Complete step-by-step solution:
We are asked to find the number of times 5 appears from 1 to 1000.
Now, in 1000 there are no 5 digits so 5 appears in one digit, two digits, and three digits numbers.
We are going to find the number of times 5 appears from 1 to 1000 by taking three cases. In the first case, 5 appears once, in the second case 5 appears twice and in the third case, 5 appears thrice and then adds all the three cases.
Case 1: When the digit 5 appears once.
_ _ _
In the three places above, first of all we are going to choose one place where 5 appears. The ways to select one position out of these three places is:
${}^{3}{{C}_{1}}$
Now, in the remaining 2 places, any 9 digits from 0 to 9 except 5 will appear so multiplying 9 by 9 and hence multiplying ${{9}^{2}}$ to above expression we get,
${}^{3}{{C}_{1}}{{\left( 9 \right)}^{2}}$
We know that, ${}^{n}{{C}_{1}}=n$. Using this relation in the above expression we get,
$\begin{align}
& 3\left( 81 \right) \\
& =243 \\
\end{align}$
Case 2: When the digit 5 appears twice.
_ _ _
Now, the digits are appearing twice so we have to choose two places out of three places and the ways to select two places out of 3 are as follows:
${}^{3}{{C}_{2}}$
We know that, ${}^{n}{{C}_{r}}={}^{n}{{C}_{n-r}}$ using this relation in the above expression we get,
${}^{3}{{C}_{3-2}}={}^{3}{{C}_{1}}$
The above expression is reduced to 3.
Now we know that if in a number 5 appears twice then we have to multiply numbers by 2.
After the two places are occupied by 5 we are remaining with just one position so any of the 9 digits can be placed in that blank so multiplying 9 by 3 we get,
$\begin{align}
& 9\times 3 \times 2\\
& =54 \\
\end{align}$
Case3: When the digit 5 appears thrice.
Now we know that if in a number 5 appears thrice then we have to multiply numbers by 3.

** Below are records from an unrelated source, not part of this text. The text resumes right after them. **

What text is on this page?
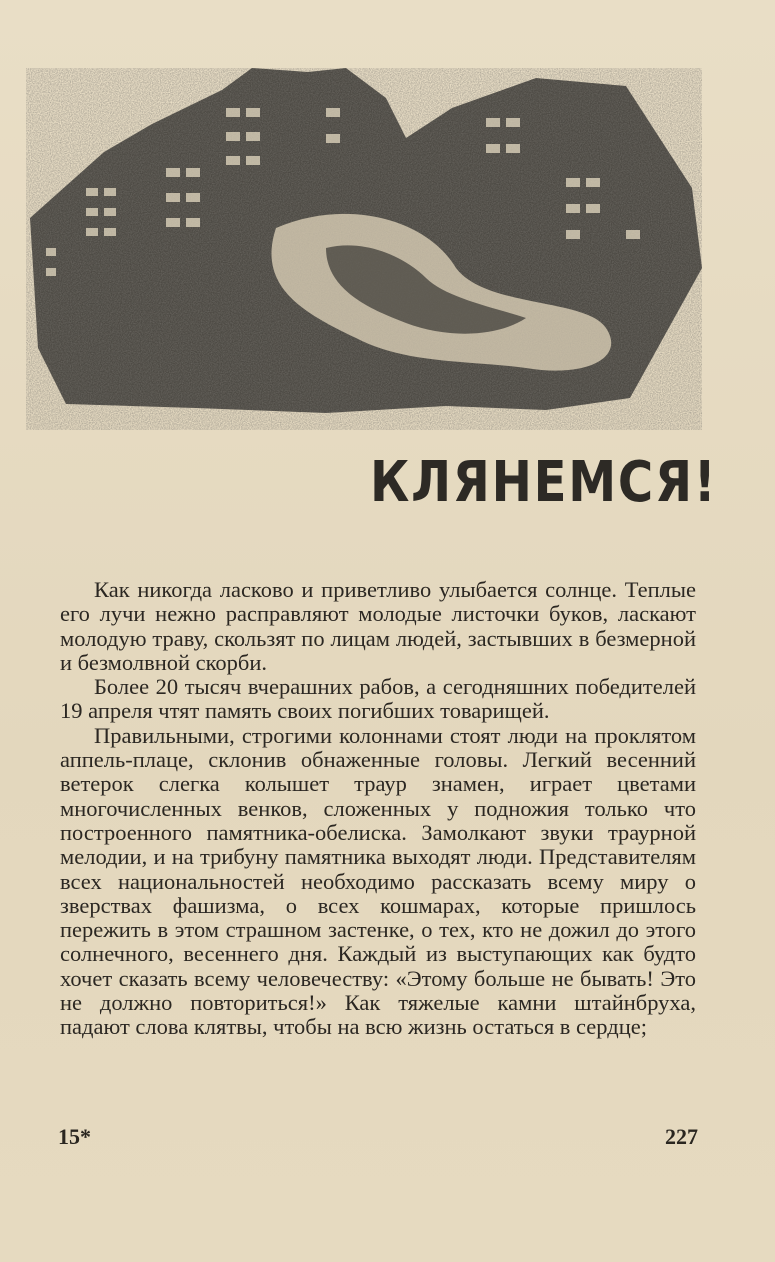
КЛЯНЕМСЯ!

Как никогда ласково и приветливо улыбается солнце. Теплые его лучи нежно расправляют молодые листочки буков, ласкают молодую траву, скользят по лицам людей, застывших в безмерной и безмолвной скорби.

Более 20 тысяч вчерашних рабов, а сегодняшних победителей 19 апреля чтят память своих погибших товарищей.

Правильными, строгими колоннами стоят люди на проклятом аппель-плаце, склонив обнаженные головы. Легкий весенний ветерок слегка колышет траур знамен, играет цветами многочисленных венков, сложенных у подножия только что построенного памятника-обелиска. Замолкают звуки траурной мелодии, и на трибуну памятника выходят люди. Представителям всех национальностей необходимо рассказать всему миру о зверствах фашизма, о всех кошмарах, которые пришлось пережить в этом страшном застенке, о тех, кто не дожил до этого солнечного, весеннего дня. Каждый из выступающих как будто хочет сказать всему человечеству: «Этому больше не бывать! Это не должно повториться!» Как тяжелые камни штайнбруха, падают слова клятвы, чтобы на всю жизнь остаться в сердце;

15*	227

There is only one possibility when 5 appears thrice is:
$555$
So the number will be $ 3 \times 1$.
Now, adding the result of cases 1, 2 and 3 we get,
$\begin{align}
& 243+54+3 \\
& =300 \\
\end{align}$
Hence, the digit 5 appears 300 times from 1 to 1000.
Hence, the correct option is (c).
Note: You might think that we can count the digit 5 by first looking from 1 to 9, how many times 5 appear then from 10 to 99 how many times 5 appear then from 100 to 999 how many times digit 5 will appear. You can do it but it will consume a lot of time and you cannot afford that much time in the examination so it is better to do the problem in the way that we have solved above.